On August 1, 1859 he was nicknamed Pliny XII. Member of the Leopoldina learned society .

Fonts (selection)

  • The human races. Coburg 1842 ( digitized version ).
  • About the snail tongues. Program of the Ducal Realschule Coburg, 1865 ( digitized ).
  • Climatography of Coburg. 1846, 1856.

literature

  • Alfred Eberhard:  Eberhard, Ernst Friedrich . In: Allgemeine Deutsche Biographie (ADB). Volume 5, Duncker & Humblot, Leipzig 1877, p. 567 f.
  • Johann Daniel Ferdinand Neigebaur : History of the imperial Leopoldino-Carolinische German academy of natural scientists during the second century of its existence.
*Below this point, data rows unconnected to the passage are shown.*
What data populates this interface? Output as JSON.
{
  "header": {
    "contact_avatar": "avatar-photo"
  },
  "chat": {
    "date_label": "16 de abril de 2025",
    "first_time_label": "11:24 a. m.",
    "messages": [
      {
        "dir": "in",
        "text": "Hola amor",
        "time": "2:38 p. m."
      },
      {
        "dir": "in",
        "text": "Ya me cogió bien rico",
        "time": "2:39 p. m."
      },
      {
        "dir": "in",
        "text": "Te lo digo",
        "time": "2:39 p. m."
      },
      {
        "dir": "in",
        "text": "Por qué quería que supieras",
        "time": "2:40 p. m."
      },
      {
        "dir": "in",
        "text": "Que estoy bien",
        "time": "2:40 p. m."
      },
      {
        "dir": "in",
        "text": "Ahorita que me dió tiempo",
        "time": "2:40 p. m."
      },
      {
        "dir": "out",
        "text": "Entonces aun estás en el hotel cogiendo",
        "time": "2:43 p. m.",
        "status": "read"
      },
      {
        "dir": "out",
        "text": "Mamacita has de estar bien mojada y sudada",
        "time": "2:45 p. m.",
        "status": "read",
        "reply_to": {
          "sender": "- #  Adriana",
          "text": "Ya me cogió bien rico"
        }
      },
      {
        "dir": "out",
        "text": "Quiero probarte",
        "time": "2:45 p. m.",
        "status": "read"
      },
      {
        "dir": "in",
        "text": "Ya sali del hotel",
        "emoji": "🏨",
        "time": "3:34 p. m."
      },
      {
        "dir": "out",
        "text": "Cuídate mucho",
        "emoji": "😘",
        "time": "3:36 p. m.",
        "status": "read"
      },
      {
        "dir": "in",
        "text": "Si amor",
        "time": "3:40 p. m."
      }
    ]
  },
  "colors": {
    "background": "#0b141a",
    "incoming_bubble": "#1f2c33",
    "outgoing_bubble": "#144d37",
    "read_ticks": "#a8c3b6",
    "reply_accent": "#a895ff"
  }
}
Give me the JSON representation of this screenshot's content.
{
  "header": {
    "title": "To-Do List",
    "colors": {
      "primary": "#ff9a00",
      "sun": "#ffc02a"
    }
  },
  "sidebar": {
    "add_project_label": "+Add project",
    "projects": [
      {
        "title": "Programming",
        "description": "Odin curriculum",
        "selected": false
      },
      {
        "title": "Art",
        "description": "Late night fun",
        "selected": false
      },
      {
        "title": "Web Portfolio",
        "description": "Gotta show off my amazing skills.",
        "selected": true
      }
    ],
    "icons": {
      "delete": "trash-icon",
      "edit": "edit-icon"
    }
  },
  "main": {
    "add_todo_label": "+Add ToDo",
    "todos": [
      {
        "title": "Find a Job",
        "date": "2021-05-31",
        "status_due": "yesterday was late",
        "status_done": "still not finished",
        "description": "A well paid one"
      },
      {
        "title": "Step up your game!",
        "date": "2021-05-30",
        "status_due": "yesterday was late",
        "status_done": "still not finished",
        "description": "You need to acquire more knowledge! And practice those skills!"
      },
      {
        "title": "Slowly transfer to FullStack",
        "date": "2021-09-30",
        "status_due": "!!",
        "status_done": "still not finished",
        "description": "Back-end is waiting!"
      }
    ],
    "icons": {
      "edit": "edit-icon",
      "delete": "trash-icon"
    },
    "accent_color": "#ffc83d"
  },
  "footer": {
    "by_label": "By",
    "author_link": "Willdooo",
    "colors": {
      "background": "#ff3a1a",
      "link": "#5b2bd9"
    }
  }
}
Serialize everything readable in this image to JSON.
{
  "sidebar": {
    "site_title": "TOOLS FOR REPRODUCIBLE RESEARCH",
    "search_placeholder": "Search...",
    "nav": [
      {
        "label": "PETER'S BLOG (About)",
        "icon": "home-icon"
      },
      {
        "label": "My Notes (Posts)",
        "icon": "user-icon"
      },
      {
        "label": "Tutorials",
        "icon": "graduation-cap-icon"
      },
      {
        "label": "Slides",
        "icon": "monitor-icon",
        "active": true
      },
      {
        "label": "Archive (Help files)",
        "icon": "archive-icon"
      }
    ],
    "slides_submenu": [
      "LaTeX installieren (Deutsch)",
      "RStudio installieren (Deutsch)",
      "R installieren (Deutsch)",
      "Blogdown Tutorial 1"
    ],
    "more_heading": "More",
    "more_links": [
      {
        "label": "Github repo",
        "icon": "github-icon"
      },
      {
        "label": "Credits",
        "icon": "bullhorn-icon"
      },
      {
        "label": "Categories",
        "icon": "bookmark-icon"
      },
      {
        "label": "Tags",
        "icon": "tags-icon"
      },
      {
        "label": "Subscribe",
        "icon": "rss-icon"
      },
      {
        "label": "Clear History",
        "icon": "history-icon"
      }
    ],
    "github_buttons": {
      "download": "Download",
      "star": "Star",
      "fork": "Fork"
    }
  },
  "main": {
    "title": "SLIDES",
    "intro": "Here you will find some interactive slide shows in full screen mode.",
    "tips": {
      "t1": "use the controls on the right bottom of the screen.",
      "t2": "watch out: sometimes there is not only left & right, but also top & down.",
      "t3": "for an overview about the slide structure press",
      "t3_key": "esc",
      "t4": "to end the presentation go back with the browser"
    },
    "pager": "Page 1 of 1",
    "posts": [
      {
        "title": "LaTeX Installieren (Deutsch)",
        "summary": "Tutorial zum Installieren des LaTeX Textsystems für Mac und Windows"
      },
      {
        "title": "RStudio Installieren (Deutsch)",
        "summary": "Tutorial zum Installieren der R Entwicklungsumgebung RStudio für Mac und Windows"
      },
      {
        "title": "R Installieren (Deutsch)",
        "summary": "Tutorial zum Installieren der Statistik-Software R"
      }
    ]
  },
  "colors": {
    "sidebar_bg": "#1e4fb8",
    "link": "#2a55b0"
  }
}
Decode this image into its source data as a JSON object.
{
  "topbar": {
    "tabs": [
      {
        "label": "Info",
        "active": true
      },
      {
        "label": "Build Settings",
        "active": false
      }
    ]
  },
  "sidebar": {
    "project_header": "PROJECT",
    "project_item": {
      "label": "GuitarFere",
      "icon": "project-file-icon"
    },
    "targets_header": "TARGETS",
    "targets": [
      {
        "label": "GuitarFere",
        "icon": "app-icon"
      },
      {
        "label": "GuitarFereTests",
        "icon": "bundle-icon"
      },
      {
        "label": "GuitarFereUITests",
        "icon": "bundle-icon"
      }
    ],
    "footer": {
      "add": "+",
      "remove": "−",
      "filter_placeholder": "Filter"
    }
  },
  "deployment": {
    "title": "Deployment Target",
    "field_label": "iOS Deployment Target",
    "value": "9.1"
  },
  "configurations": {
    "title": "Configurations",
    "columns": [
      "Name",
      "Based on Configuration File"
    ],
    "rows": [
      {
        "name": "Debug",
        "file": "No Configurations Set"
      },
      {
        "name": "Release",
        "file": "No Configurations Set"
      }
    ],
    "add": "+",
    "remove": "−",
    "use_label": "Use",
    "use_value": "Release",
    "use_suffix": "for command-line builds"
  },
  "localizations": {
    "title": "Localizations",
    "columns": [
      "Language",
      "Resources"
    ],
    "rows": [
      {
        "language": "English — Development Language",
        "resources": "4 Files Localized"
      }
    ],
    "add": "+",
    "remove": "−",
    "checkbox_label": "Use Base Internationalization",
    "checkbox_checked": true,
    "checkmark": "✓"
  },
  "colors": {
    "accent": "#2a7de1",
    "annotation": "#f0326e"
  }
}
Friedrich Frommann, Jena 1860, p. 287 ( digitized version ).
  • Willi Ule : History of the Imperial Leopoldine-Carolinian German Academy of Natural Scientists during the years 1852–1887 . With a look back at the earlier times of its existence. In commission at Wilh. Engelmann in Leipzig, Halle 1889, supplements and additions to Neigebaur's history, p. 191 ( archive.org ).

Individual evidence

  1. Member entry by Ernst Friedrich Eberhard at the German Academy of Natural Scientists Leopoldina , accessed on June 25, 2017.